In eukaryotes, conserved mechanisms ensure that cell growth is coordinated with nutrient availability. Overactive growth during nutrient limitation (“nutrient-growth dysregulation”) can lead to rapid cell death. Here, we demonstrate that cells can adapt to nutrient-growth dysregulation by evolving major metabolic defects. Specifically, when yeast lysine auxotrophic mutant lys- encountered lysine limitation, an evolutionarily novel stress, cells suffered nutrient-growth dysregulation. A sub-population repeatedly evolved to lose the ability to synthesize organosulfurs (lys-orgS-). Organosulfurs, mainly glutathione and glutathione conjugates, were released by lys- cells during lysine limitation when growth was dysregulated, but not during glucose limitation when growth was regulated.

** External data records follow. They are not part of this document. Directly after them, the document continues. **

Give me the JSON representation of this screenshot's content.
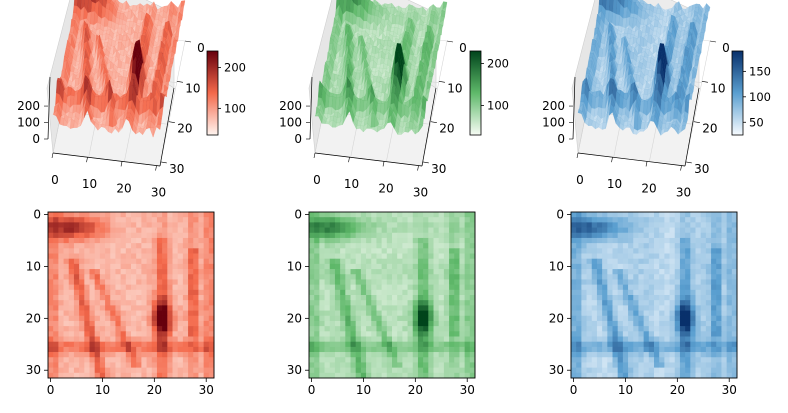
{
  "figure": {
    "background": "#ffffff"
  },
  "chart_data": [
    {
      "type": "surface3d",
      "channel": "red",
      "colormap": "Reds",
      "colors": {
        "low": "#fff5f0",
        "high": "#67000d"
      },
      "xlim": [
        0,
        31
      ],
      "ylim": [
        0,
        31
      ],
      "zlim": [
        0,
        255
      ],
      "xticks": [
        "0",
        "10",
        "20",
        "30"
      ],
      "yticks": [
        "0",
        "10",
        "20",
        "30"
      ],
      "zticks": [
        "0",
        "100",
        "200"
      ],
      "colorbar": {
        "ticks": [
          "100",
          "200"
        ],
        "range": [
          35,
          240
        ],
        "tick_values": [
          100,
          200
        ]
      }
    },
    {
      "type": "surface3d",
      "channel": "green",
      "colormap": "Greens",
      "colors": {
        "low": "#f7fcf5",
        "high": "#00441b"
      },
      "xlim": [
        0,
        31
      ],
      "ylim": [
        0,
        31
      ],
      "zlim": [
        0,
        255
      ],
      "xticks": [
        "0",
        "10",
        "20",
        "30"
      ],
      "yticks": [
        "0",
        "10",
        "20",
        "30"
      ],
      "zticks": [
        "0",
        "100",
        "200"
      ],
      "colorbar": {
        "ticks": [
          "100",
          "200"
        ],
        "range": [
          30,
          230
        ],
        "tick_values": [
          100,
          200
        ]
      }
    },
    {
      "type": "surface3d",
      "channel": "blue",
      "colormap": "Blues",
      "colors": {
        "low": "#f7fbff",
        "high": "#08306b"
      },
      "xlim": [
        0,
        31
      ],
      "ylim": [
        0,
        31
      ],
      "zlim": [
        0,
        255
      ],
      "xticks": [
        "0",
        "10",
        "20",
        "30"
      ],
      "yticks": [
        "0",
        "10",
        "20",
        "30"
      ],
      "zticks": [
        "0",
        "100",
        "200"
      ],
      "colorbar": {
        "ticks": [
          "50",
          "100",
          "150"
        ],
        "range": [
          25,
          190
        ],
        "tick_values": [
          50,
          100,
          150
        ]
      }
    },
    {
      "type": "heatmap",
      "channel": "red",
      "colormap": "Reds",
      "grid_size": [
        32,
        32
      ],
      "xticks": [
        "0",
        "10",
        "20",
        "30"
      ],
      "yticks": [
        "0",
        "10",
        "20",
        "30"
      ],
      "xtick_values": [
        0,
        10,
        20,
        30
      ],
      "ytick_values": [
        0,
        10,
        20,
        30
      ]
    },
    {
      "type": "heatmap",
      "channel": "green",
      "colormap": "Greens",
      "grid_size": [
        32,
        32
      ],
      "xticks": [
        "0",
        "10",
        "20",
        "30"
      ],
      "yticks": [
        "0",
        "10",
        "20",
        "30"
      ],
      "xtick_values": [
        0,
        10,
        20,
        30
      ],
      "ytick_values": [
        0,
        10,
        20,
        30
      ]
    },
    {
      "type": "heatmap",
      "channel": "blue",
      "colormap": "Blues",
      "grid_size": [
        32,
        32
      ],
      "xticks": [
        "0",
        "10",
        "20",
        "30"
      ],
      "yticks": [
        "0",
        "10",
        "20",
        "30"
      ],
      "xtick_values": [
        0,
        10,
        20,
        30
      ],
      "ytick_values": [
        0,
        10,
        20,
        30
      ]
    }
  ]
}
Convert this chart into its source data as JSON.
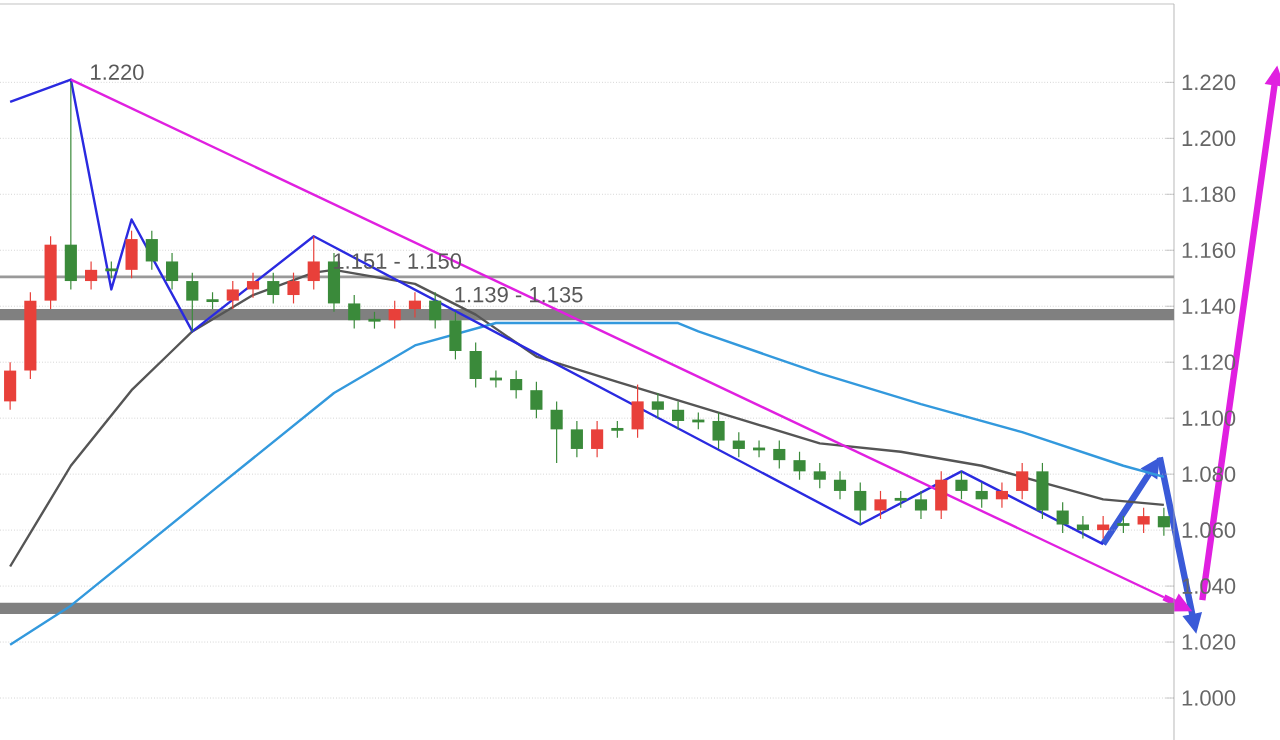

Limiting organosulfurs conferred a frequency-dependent fitness advantage to lys-orgS- by eliciting a proper slow growth program including autophagy. Thus, nutrient-growth dysregulation is associated with rapid organosulfur release, which enables the selection of organosulfur auxotrophy to better tune cell growth to the metabolic environment. We speculate that evolutionarily novel stresses can trigger atypical release of certain metabolites, setting the stage for the evolution of new ecological interactions.